Na sua opinião, qual será o próximo grande avanço que marcará o setor?
- Julgo que a regeneração dentária com a manipulação de células estaminais, a ser possível, - visto que o dente é constituído por diferentes tecidos, - será um dos maiores desenvolvimentos na medicina dentária. Estão a ser realizados estudos em que o esmalte do dente, ou mesmo o dente no seu todo, poderá ser substituído pelo crescimento da dentina, bem como estimular o crescimento de vasos sanguíneos e polpa dentária.

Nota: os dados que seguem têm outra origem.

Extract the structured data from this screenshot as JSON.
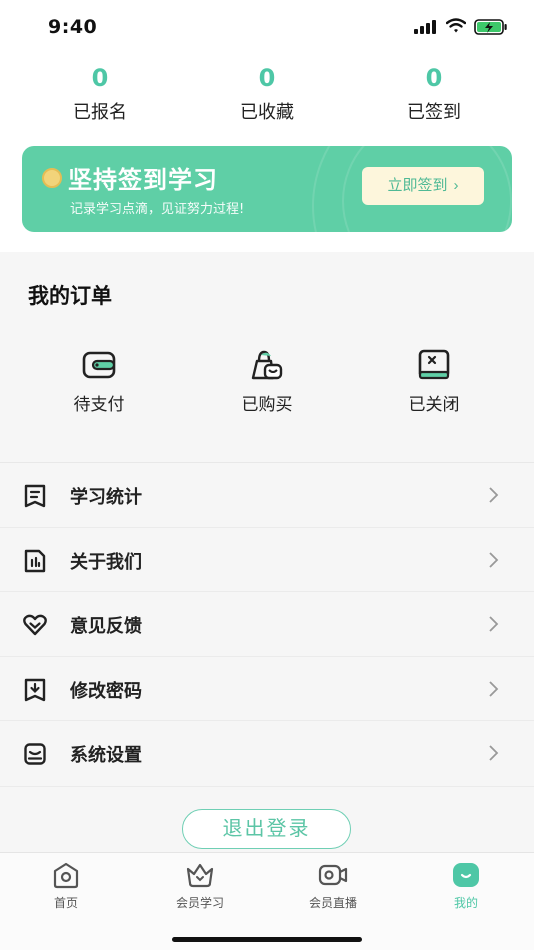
{
  "status": {
    "time": "9:40"
  },
  "stats": [
    {
      "num": "0",
      "label": "已报名"
    },
    {
      "num": "0",
      "label": "已收藏"
    },
    {
      "num": "0",
      "label": "已签到"
    }
  ],
  "banner": {
    "title": "坚持签到学习",
    "subtitle": "记录学习点滴，见证努力过程!",
    "button_label": "立即签到",
    "button_chevron": "›",
    "bg_color": "#5fcfa6"
  },
  "orders": {
    "title": "我的订单",
    "items": [
      {
        "label": "待支付",
        "icon": "wallet-icon"
      },
      {
        "label": "已购买",
        "icon": "shopping-bag-icon"
      },
      {
        "label": "已关闭",
        "icon": "closed-order-icon"
      }
    ]
  },
  "menu": [
    {
      "label": "学习统计",
      "icon": "document-list-icon"
    },
    {
      "label": "关于我们",
      "icon": "info-chart-icon"
    },
    {
      "label": "意见反馈",
      "icon": "heart-feedback-icon"
    },
    {
      "label": "修改密码",
      "icon": "download-box-icon"
    },
    {
      "label": "系统设置",
      "icon": "settings-box-icon"
    }
  ],
  "logout": {
    "label": "退出登录"
  },
  "tabbar": [
    {
      "label": "首页",
      "icon": "home-icon",
      "active": false
    },
    {
      "label": "会员学习",
      "icon": "crown-icon",
      "active": false
    },
    {
      "label": "会员直播",
      "icon": "video-camera-icon",
      "active": false
    },
    {
      "label": "我的",
      "icon": "smile-face-icon",
      "active": true
    }
  ],
  "colors": {
    "accent": "#4ec7a6",
    "dark": "#222222"
  }
}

Contudo, ainda há muito que evoluir. Por exemplo, conquanto seja possível o bloqueio transcutâneo de alguns nervos, continuamos a ter de usar agulhas para anestesiar, a ter usar técnicas de sutura introduzidas no século XVI, embora existam lasers com capacidade de corte. Mesmo que não substituam por completo as brocas, sendo mais silenciosos, ainda não conseguimos abolir por completo o ruído das turbinas. Todos estes aspetos continuam a influenciar e a traumatizar alguns doentes. E, comparados com a evolução tecnológica que tem acontecido, parecem desenvolvimentos básicos. Mas, por razões muitas vezes alheias à ciência, ainda se mantêm.
Que outros obstáculos reconhece à implementação de novas tecnologias?

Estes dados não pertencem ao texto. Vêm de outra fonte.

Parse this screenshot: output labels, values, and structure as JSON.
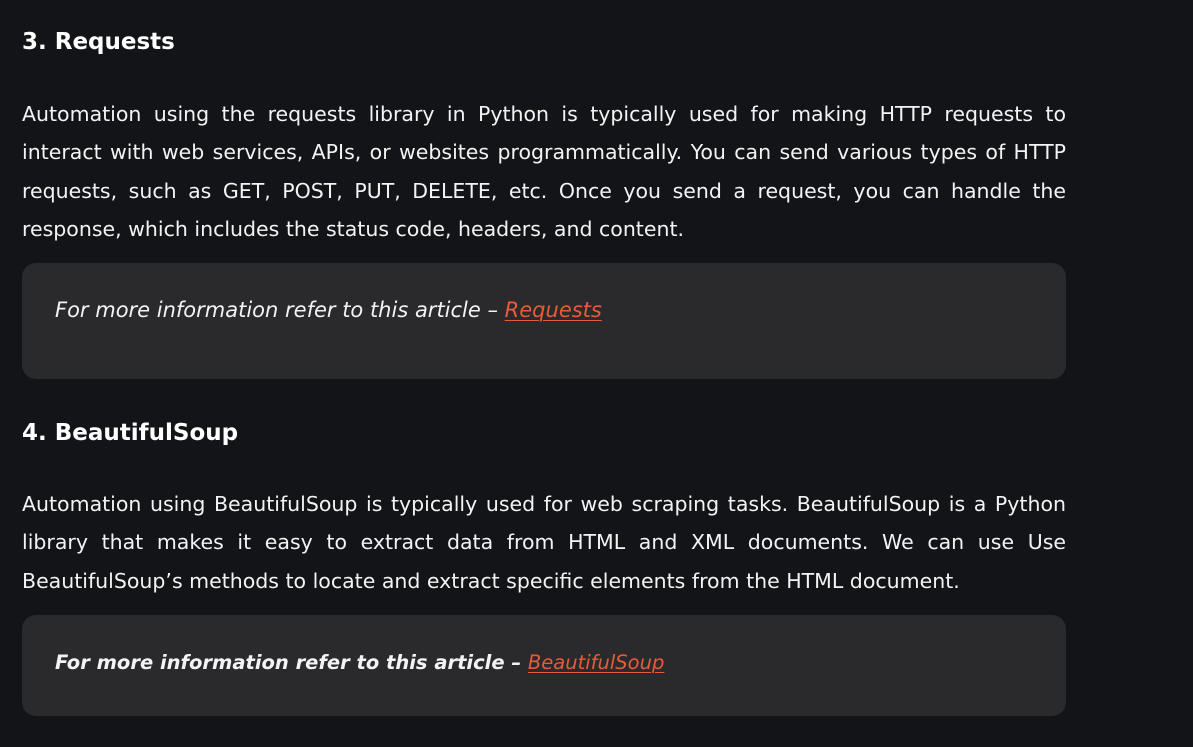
{
  "sections": [
    {
      "heading": "3. Requests",
      "paragraph": "Automation using the requests library in Python is typically used for making HTTP requests to interact with web services, APIs, or websites programmatically. You can send various types of HTTP requests, such as GET, POST, PUT, DELETE, etc. Once you send a request, you can handle the response, which includes the status code, headers, and content.",
      "callout": {
        "prefix": "For more information refer to this article – ",
        "link_text": "Requests"
      }
    },
    {
      "heading": "4. BeautifulSoup",
      "paragraph": "Automation using BeautifulSoup is typically used for web scraping tasks. BeautifulSoup is a Python library that makes it easy to extract data from HTML and XML documents. We can use Use BeautifulSoup’s methods to locate and extract specific elements from the HTML document.",
      "callout": {
        "prefix": "For more information refer to this article – ",
        "link_text": "BeautifulSoup"
      }
    }
  ],
  "colors": {
    "background": "#131417",
    "callout_background": "#2a2a2d",
    "link": "#e65c3a"
  }
}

- Ao ritmo que a tecnologia avança, torna-se difícil acompanhar e estar em constante formação para nos mantermos atualizados. Na minha opinião, não nos devemos deixar influenciar por descobertas fabulosas sem estas estarem cientificamente comprovadas e justificadas. Principalmente, num grupo com a dimensão do Grupo OralMED Saúde, onde a implementação de algo novo no universo de cerca de 60 clínicas, geralmente implica grandes investimentos. Tudo tem de ser bem analisado e ponderado para não corrermos o risco de introduzir técnicas, procedimentos ou dispositivos que, no imediato, podem fazer sentido, ficarem completamente desatualizados ou desenquadrados na nossa filosofia e método de trabalho. Daí a existência do conselho científico no grupo, onde, entre outros estes temas, são analisados e ponderados de acordo com as nossas necessidades. Sempre com o objetivo de entregar o melhor para o doente.

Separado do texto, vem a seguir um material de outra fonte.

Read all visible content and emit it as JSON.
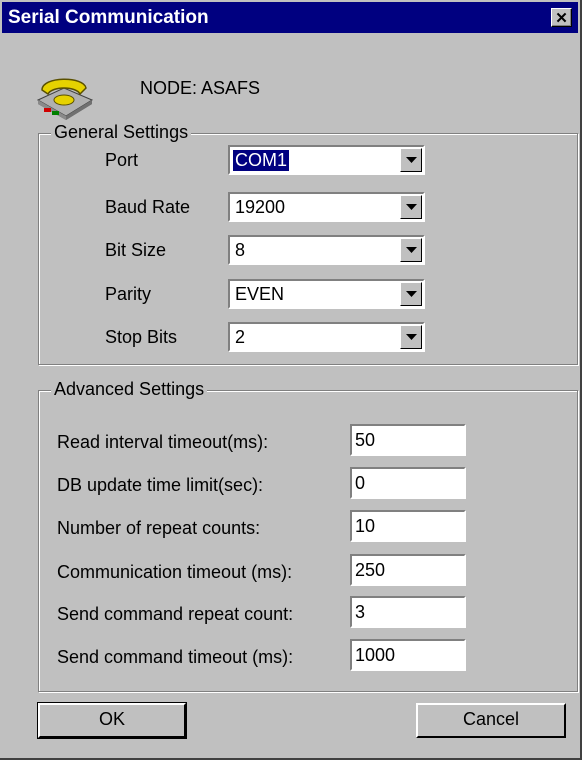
{
  "window": {
    "title": "Serial Communication",
    "close_label": "✕"
  },
  "node": {
    "label": "NODE: ASAFS"
  },
  "icons": {
    "node": "telephone-icon",
    "close": "close-icon",
    "dropdown": "chevron-down-icon"
  },
  "general": {
    "legend": "General Settings",
    "rows": [
      {
        "label": "Port",
        "value": "COM1"
      },
      {
        "label": "Baud Rate",
        "value": "19200"
      },
      {
        "label": "Bit Size",
        "value": "8"
      },
      {
        "label": "Parity",
        "value": "EVEN"
      },
      {
        "label": "Stop Bits",
        "value": "2"
      }
    ]
  },
  "advanced": {
    "legend": "Advanced Settings",
    "rows": [
      {
        "label": "Read interval timeout(ms):",
        "value": "50"
      },
      {
        "label": "DB update time limit(sec):",
        "value": "0"
      },
      {
        "label": "Number of repeat counts:",
        "value": "10"
      },
      {
        "label": "Communication timeout (ms):",
        "value": "250"
      },
      {
        "label": "Send command repeat count:",
        "value": "3"
      },
      {
        "label": "Send command timeout (ms):",
        "value": "1000"
      }
    ]
  },
  "buttons": {
    "ok": "OK",
    "cancel": "Cancel"
  },
  "colors": {
    "titlebar": "#000080",
    "face": "#c0c0c0",
    "selection": "#000080"
  }
}
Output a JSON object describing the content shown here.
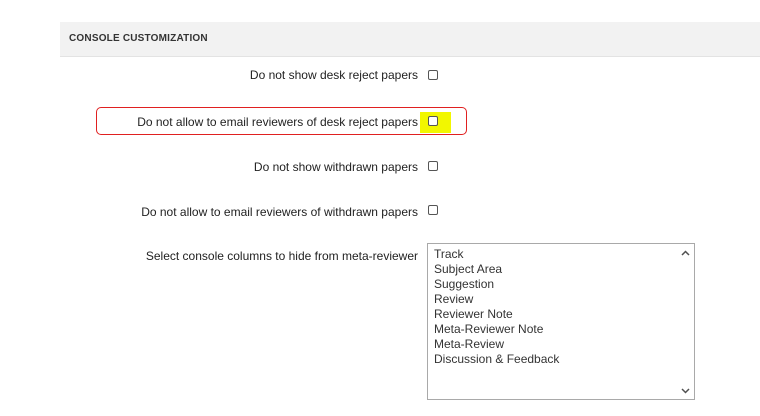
{
  "section": {
    "title": "CONSOLE CUSTOMIZATION"
  },
  "settings": [
    {
      "label": "Do not show desk reject papers",
      "checked": false
    },
    {
      "label": "Do not allow to email reviewers of desk reject papers",
      "checked": false,
      "highlighted": true
    },
    {
      "label": "Do not show withdrawn papers",
      "checked": false
    },
    {
      "label": "Do not allow to email reviewers of withdrawn papers",
      "checked": false
    }
  ],
  "hide_columns": {
    "label": "Select console columns to hide from meta-reviewer",
    "options": [
      "Track",
      "Subject Area",
      "Suggestion",
      "Review",
      "Reviewer Note",
      "Meta-Reviewer Note",
      "Meta-Review",
      "Discussion & Feedback"
    ]
  },
  "colors": {
    "highlight_outline": "#e02020",
    "highlight_marker": "#f2f700",
    "header_bg": "#f2f2f2"
  },
  "icons": {
    "scroll_up": "chevron-up-icon",
    "scroll_down": "chevron-down-icon"
  }
}
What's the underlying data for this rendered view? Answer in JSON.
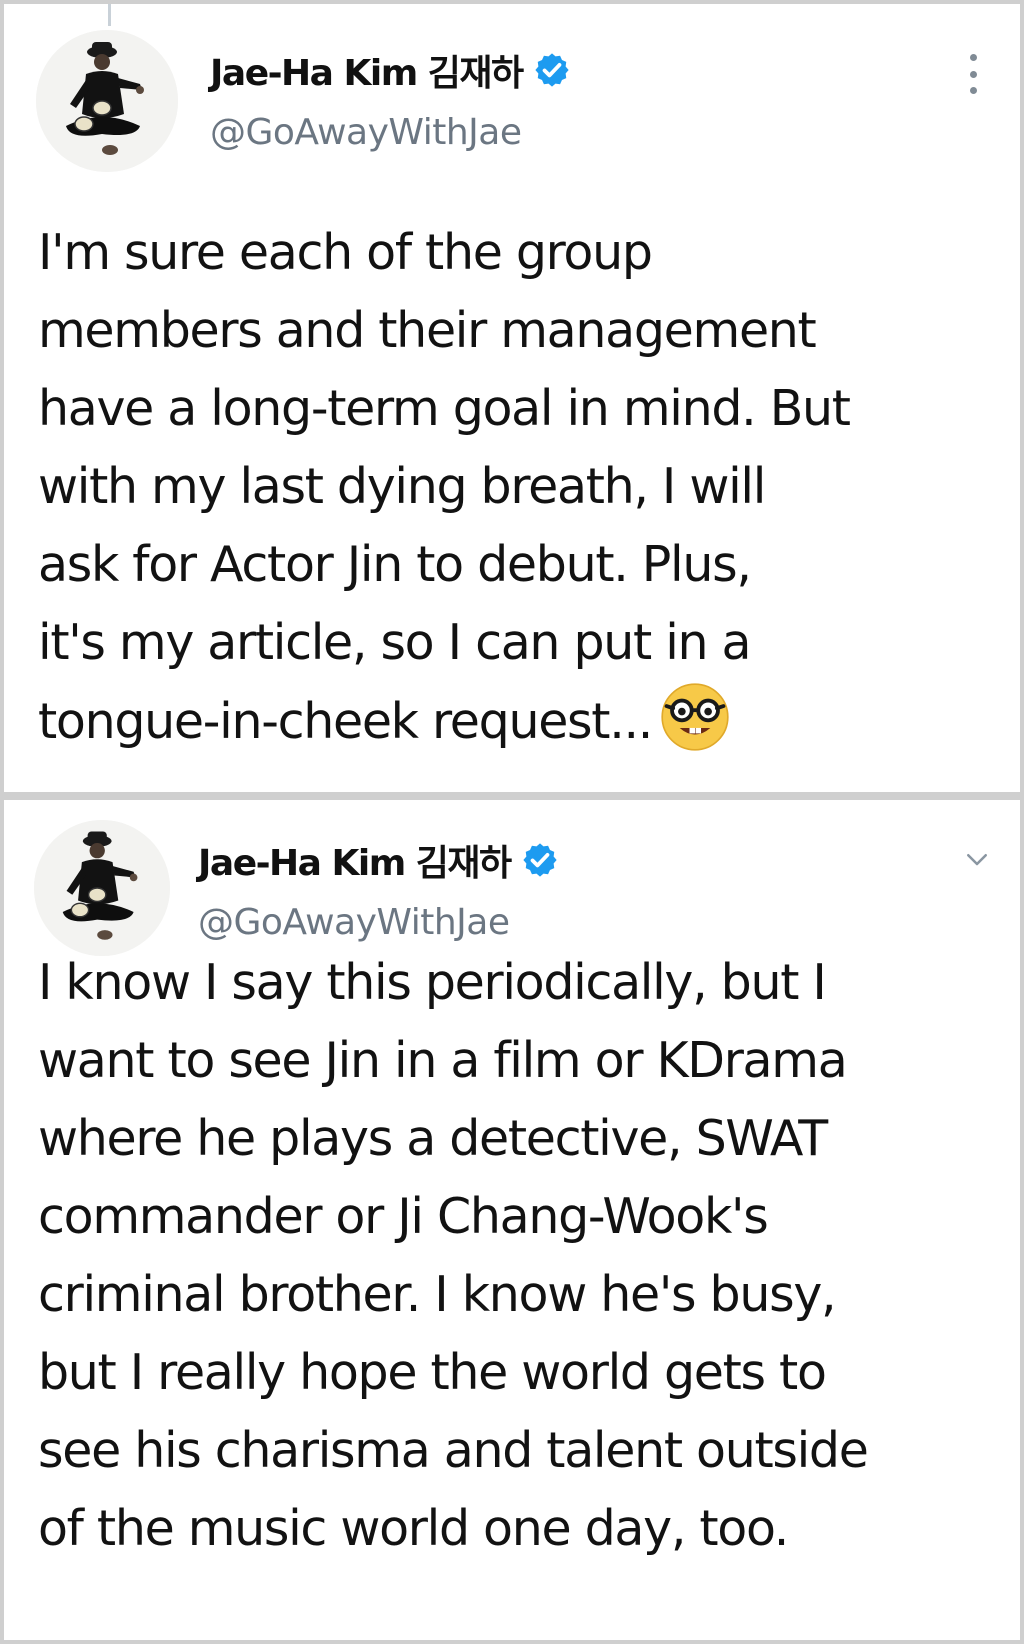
{
  "tweets": [
    {
      "author": {
        "display_name": "Jae-Ha Kim 김재하",
        "handle": "@GoAwayWithJae"
      },
      "menu_icon": "more-vertical-icon",
      "text_lines": [
        "I'm sure each of the group",
        "members and their management",
        "have a long-term goal in mind. But",
        "with my last dying breath, I will",
        "ask for Actor Jin to debut. Plus,",
        "it's my article, so I can put in a",
        "tongue-in-cheek request..."
      ],
      "emoji": "nerd-face-emoji"
    },
    {
      "author": {
        "display_name": "Jae-Ha Kim 김재하",
        "handle": "@GoAwayWithJae"
      },
      "menu_icon": "chevron-down-icon",
      "text_lines": [
        "I know I say this periodically, but I",
        "want to see Jin in a film or KDrama",
        "where he plays a detective, SWAT",
        "commander or Ji Chang-Wook's",
        "criminal brother. I know he's busy,",
        "but I really hope the world gets to",
        "see his charisma and talent outside",
        "of the music world one day, too."
      ]
    }
  ],
  "colors": {
    "verified_badge": "#1d9bf0",
    "handle_text": "#6b7682",
    "body_text": "#121212",
    "frame": "#cfcfcf"
  }
}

Por outro lado, ainda temos grandes obstáculos burocráticos, com uma Ordem a funcionar discricionariamente, em que uns podem anunciar livremente na comunicação social e outros defrontam-se com constrangimentos, como a impossibilidade de informar os seus doentes das suas inovações tecnológicas. Do mesmo modo, sentimos desajustamentos provenientes da tutela: após investimento em tecnologia e respectiva formação qualificada, implementa inspeções com taxas e custos acrescidos sobre tecnologia e procedimentos mais que devidamente testados e aprovados internacionalmente, como no caso da radiologia.
A evolução tecnológica bem como a IA são e serão, num futuro próximo, uma grande mais valia para todos nós, médicos dentistas, mas tem de o ser principalmente para o doente. Quer em termos de diagnóstico e planeamento, quer, acima de tudo, no tratamento e gestão de expectativas.
Sobre o Grupo OralMED Saúde
Recorde-se que as clínicas OralMED Medicina pertencem ao Grupo OralMED Saúde, o primeiro grupo português especializado em Medicina Dentária. Com 13 anos de experiência e líder no setor, tem já mais de 60 unidades clínicas próprias, quatro laboratórios, uma academia de formação, e conta com cerca de 1200 colaboradores diretos e indiretos e com os serviços de mais de 400 médicos dentistas.